Data from the Big Sky Community Organization backs that sentiment. In a July 31 email, BSCO Executive Director Ciara Wolfe wrote that the Big Sky Community Park has seen an increase of 9,549 vehicles in June and July compared to the same months last year. At the Ousel Falls trailhead, the vehicle count for both months is up 1,197 from 2017.

Trails at Big Sky Resort are also seeing more use. This season to date, bike-haul visits on the lifts are up 39 percent year-over-year, according to the resort’s vice president of business development, Annie Pinkert.

“Last weekend, with the Enduro Race in town, it was the busiest weekend on record for bike haul visits here at Big Sky,” Pinkert wrote in an email to EBS.

The Grizzly Outfitters bike shop has ridden the bike wave this summer with increased bike rentals.

“It’s been a big spike,” longtime Grizzly Outfitters employee Andy Haynes said. “Especially with all the trails that are starting to be discovered around here.”

He said the resort has done a good job making the mountain more approachable for inexperienced mountain bikers by adding trail options for beginner and intermediate bikers.

“They’re starting to realize that scary trails don’t sell lift tickets and season passes so I think they’re putting some really good effort in up there,” Haynes said.

Although it sounds like a consensus, the jury is still out, according to Candace Carr Strauss, CEO of Big Sky Chamber of Commerce and Visit Big Sky.

Strauss relies on numbers that haven’t been calculated yet to gauge visitation to the area: visitation records from Yellowstone National Park paired with traffic at the West Gate, monthly resort tax collections, state lodging tax revenue, Bozeman airport traffic and data aggregated from lodging establishments around Big Sky.
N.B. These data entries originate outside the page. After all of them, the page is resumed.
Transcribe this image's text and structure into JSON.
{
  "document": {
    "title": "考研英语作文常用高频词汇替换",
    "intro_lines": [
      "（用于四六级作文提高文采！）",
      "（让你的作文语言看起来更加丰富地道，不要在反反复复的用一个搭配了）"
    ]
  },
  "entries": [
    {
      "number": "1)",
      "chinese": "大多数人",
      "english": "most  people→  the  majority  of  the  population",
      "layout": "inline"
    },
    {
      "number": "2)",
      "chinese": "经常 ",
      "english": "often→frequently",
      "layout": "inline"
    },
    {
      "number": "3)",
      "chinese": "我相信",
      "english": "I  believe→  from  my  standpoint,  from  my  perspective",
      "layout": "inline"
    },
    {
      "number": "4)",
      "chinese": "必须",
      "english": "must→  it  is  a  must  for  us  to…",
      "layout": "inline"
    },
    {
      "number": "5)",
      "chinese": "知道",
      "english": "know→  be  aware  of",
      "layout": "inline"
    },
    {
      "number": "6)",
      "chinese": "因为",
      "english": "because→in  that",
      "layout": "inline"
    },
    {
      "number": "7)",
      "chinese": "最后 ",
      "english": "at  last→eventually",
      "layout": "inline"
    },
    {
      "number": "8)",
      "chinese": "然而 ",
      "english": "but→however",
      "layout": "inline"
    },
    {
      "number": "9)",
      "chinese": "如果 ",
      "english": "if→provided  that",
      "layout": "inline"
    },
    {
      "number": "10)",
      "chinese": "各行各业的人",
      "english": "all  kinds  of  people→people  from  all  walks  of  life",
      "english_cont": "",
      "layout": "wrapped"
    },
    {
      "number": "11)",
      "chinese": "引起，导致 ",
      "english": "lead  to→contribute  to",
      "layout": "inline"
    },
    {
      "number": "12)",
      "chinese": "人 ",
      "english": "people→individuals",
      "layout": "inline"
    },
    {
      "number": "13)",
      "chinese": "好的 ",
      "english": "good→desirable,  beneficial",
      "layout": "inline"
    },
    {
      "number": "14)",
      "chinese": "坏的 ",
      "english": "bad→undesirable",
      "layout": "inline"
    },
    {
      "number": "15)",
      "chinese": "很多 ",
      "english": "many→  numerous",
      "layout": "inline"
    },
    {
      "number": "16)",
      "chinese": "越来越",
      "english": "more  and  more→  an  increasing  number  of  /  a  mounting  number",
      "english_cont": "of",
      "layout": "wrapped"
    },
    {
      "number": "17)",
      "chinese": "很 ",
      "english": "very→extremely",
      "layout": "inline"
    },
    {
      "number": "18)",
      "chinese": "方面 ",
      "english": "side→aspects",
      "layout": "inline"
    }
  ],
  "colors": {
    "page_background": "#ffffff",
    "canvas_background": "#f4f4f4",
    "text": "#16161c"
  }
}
At the park, May visitation numbers blew the top off past years and June was the second highest month on record. Similarly, the airport hit a new landmark for passenger counts, after posting year-over-year gains the past seven years.

In 2017, Big Sky’s average occupancy rate for the year was 41.5 percent, Strauss said. She conceded that for the busiest three weeks of the year, lodging occupancy might hit 65-70 percent, but otherwise falls short of the ideal mark.

“In spite of seeing the park at record levels; in spite of seeing record flight numbers out of [Bozeman], we’re a bit down this summer,” Strauss said. “We’re trying to figure out, what is that a result of?”

Strauss said that West Yellowstone and Glacier lodging businesses communicated similar findings.

Price sensitivity seems to be playing a role, she said, as visitors are staying as far away the west entrance as Pocatello, Idaho, or Bozeman to save money on lodging. She mentioned that the presidential administration has contributed to curtailing international visitation, as well.

Strauss said Visit Big Sky’s new website launch in August will help track gross numbers, but that numbers are only valuable to a point.

“More visitors does not equal success for Big Sky,” Strauss said. “It’s the right visitor, and the right visitor at the right time when we need the visitation.”